ACP Hails Release of Brailer Plan for Promoting Use of Health Information Technology
New Plan conforms Closely with Previous ACP Proposals
(Washington, DC): The American College of Physicians (ACP) hailed the release of a report July 21, prepared by the new National Coordinator for Health Information Technology, David J. Brailer, M.D., Ph.D., that lays out the broad steps needed to achieve always-current, always-available electronic health records (EHR) for Americans. The report, The Decade of Health Information Technology: Delivering Consumer-centric and Information-Rich Health Care, says federal leadership can help hasten efforts to be carried out by the private sector.
"Dr. Brailer's plan relies on strategies that the College has previously identified as crucial for success, such as providing incentives for the adoption of health information technology (HIT) and promulgating interoperable standards," said ACP CEO and EVP John Tooker, MD, MBA, FACP. Dr. Tooker served on the Private Industry, Clinical Leadership Reactor Panel on Wednesday, as part of the National Health Information Infrastructure (NHII) conference where the new plan was released.
ACP released legislative language July 19 intended to facilitate the adoption of HIT in small physician practices.
"We urge Congress to get behind the ACP legislative proposal as an effective and cost-effective way to begin improving the quality of patient care through effective use of HIT," said Dr.
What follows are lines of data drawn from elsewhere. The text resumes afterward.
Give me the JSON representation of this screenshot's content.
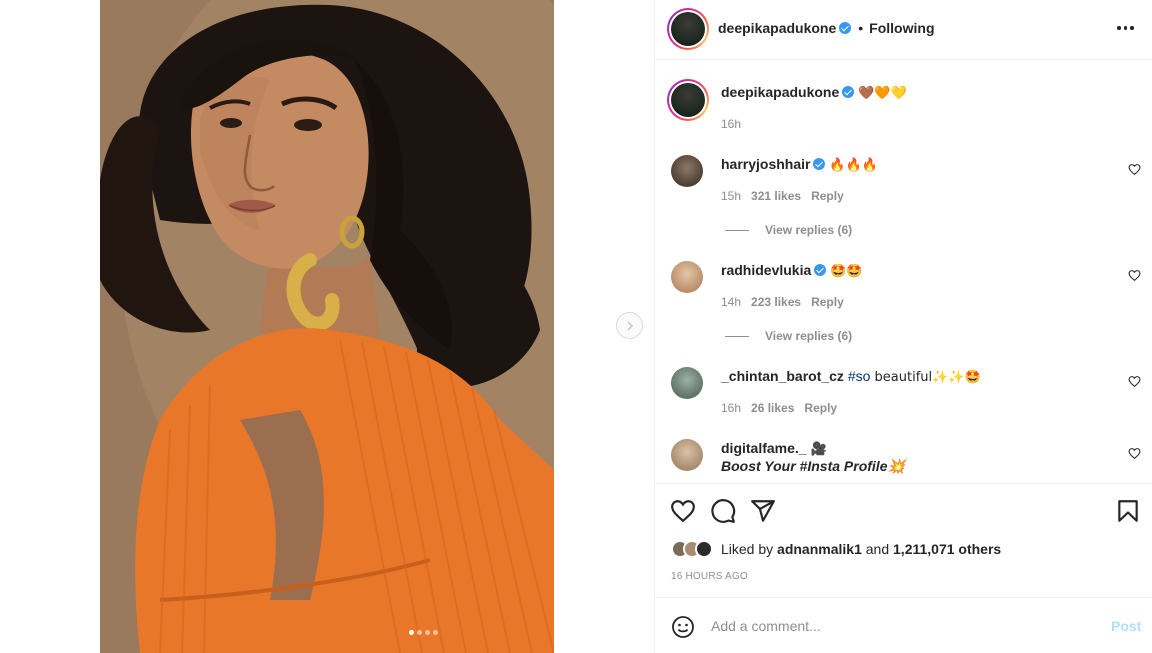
{
  "post": {
    "author": "deepikapadukone",
    "separator": "•",
    "follow_status": "Following",
    "caption_time": "16h",
    "caption_emojis": "🤎🧡💛"
  },
  "comments": [
    {
      "user": "harryjoshhair",
      "verified": true,
      "text": "🔥🔥🔥",
      "time": "15h",
      "likes": "321 likes",
      "reply": "Reply",
      "view_replies": "View replies (6)"
    },
    {
      "user": "radhidevlukia",
      "verified": true,
      "text": "🤩🤩",
      "time": "14h",
      "likes": "223 likes",
      "reply": "Reply",
      "view_replies": "View replies (6)"
    },
    {
      "user": "_chintan_barot_cz",
      "verified": false,
      "hashtag": "#so",
      "text": " beautiful✨✨🤩",
      "time": "16h",
      "likes": "26 likes",
      "reply": "Reply"
    },
    {
      "user": "digitalfame._",
      "verified": false,
      "text": "🎥",
      "line2": "Boost Your #Insta Profile💥"
    }
  ],
  "likes": {
    "prefix": "Liked by",
    "liker": "adnanmalik1",
    "connector": "and",
    "others": "1,211,071 others"
  },
  "timestamp": "16 HOURS AGO",
  "add_comment": {
    "placeholder": "Add a comment...",
    "post_label": "Post"
  },
  "icons": {
    "verified": "verified-badge-icon",
    "more": "more-options-icon",
    "next": "chevron-right-icon",
    "like": "heart-icon",
    "comment": "comment-bubble-icon",
    "share": "paper-plane-icon",
    "save": "bookmark-icon",
    "emoji": "smiley-icon"
  },
  "carousel": {
    "total": 4,
    "active_index": 0
  },
  "colors": {
    "verified_blue": "#3897f0",
    "hashtag": "#00376b",
    "post_button_disabled": "#b2dffc",
    "dress_orange": "#e8772a",
    "meta_gray": "#8e8e8e"
  }
}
Tooker.
Health care in America could greatly benefit from increased use of HIT through improved patient care, reduction in medical errors, higher efficiency, and potential long run cost savings.
Approximately half of the practicing physicians in the United States work in practices with six or fewer physicians. The average cost for an EHR system is $30,000 per physician. This initial cost, combined with the expense for transferring patient records and maintaining the system, often puts these systems out of the reach of small physician practices.
ACP seeks to improve patient care through the nationwide adoption of HIT for use by physician, other health care providers and patients.
Paper records will be eliminated and replaced with EHR. All such records will be available through an interoperable National Health Information Infrastructure (NHII). These EHRs will provide clinically relevant patient information and clinical decision support tools as patients move from one health care setting to another.
"The ACP legislative proposal seeks to increase the adoption of effective HIT by all physician practices, but with special attention to helping smaller practices through various financial incentives and pilot testing of the standards in small practice settings," said ACP President Charles Francis, MD, FACP.
The American College of Physicians is the largest medical specialty organization and the second-largest physician group in the United States. ACP members include more than 116,000 internal medicine physicians (internists), related subspecialists, and medical students. Internists specialize in the prevention, detection and treatment of illness in adults.